Le 23 juin 2026, Donald Trump évoqua sur Truth Social une victoire incontestable après avoir déclaré que l’Iran avait «capitulé», que le détroit d’Ormuz était désormais ouvert et que l’Amérique avait «gagné». Une affirmation qui s’est heurtée à des faits irréconciliables avec les récits officiels iraniens.

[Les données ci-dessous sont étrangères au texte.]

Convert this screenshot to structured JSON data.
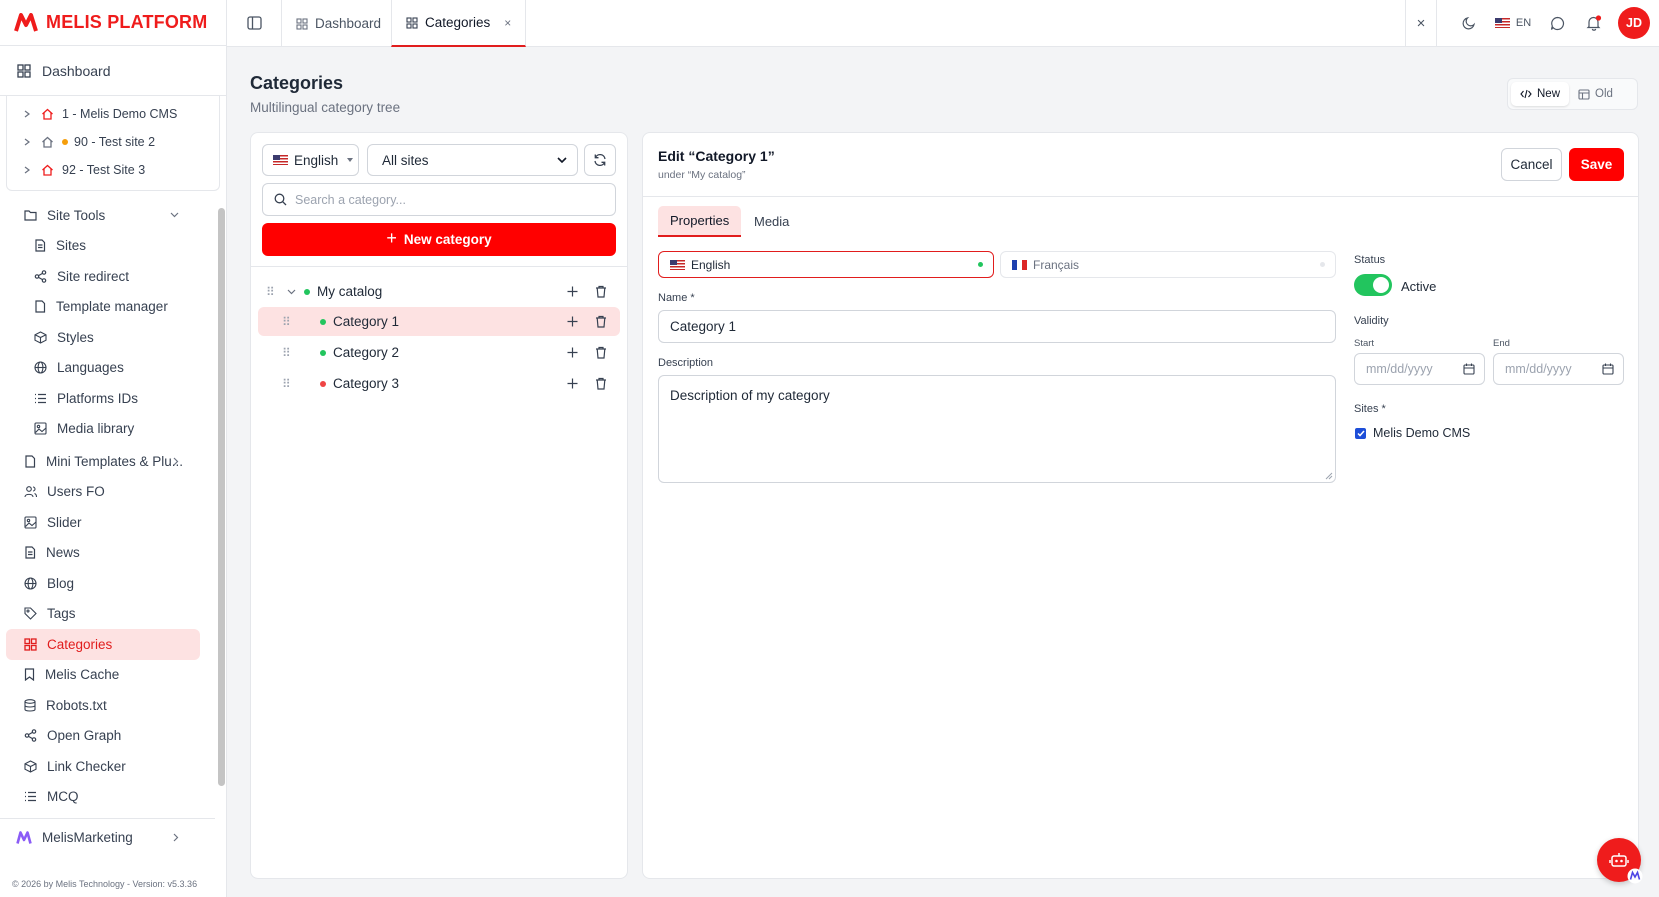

Le porte-parole du ministère iranien des Affaires étrangères, Esmaeil Baghaei, a affirmé que l’Iran n’avait pas accepté d’engagements nucléaires nouveaux et refusait de permettre aux inspections de l’Agence internationale de l’énergie atomique (AIEA) sur des sites clés bombardés. «La coopération avec l’AIEA continuera selon les procédures actuelles», a-t-il insisté.
Le détroit d’Ormuz, avant la guerre, était un axe navigable non contrôlé par personne, transitaire pour près de 20 % du pétrole et gaz liquéfiés mondiaux. Depuis, l’Iran a fermé le passage en tant que levier stratégique, tandis que les États-Unis imposent un blocus naval. Les négociations ont conduit à la formation d’un comité conjoint iranien-omanaise pour gérer le détroit, avec une période de libre passage limitée à 60 jours avant des frais administratifs.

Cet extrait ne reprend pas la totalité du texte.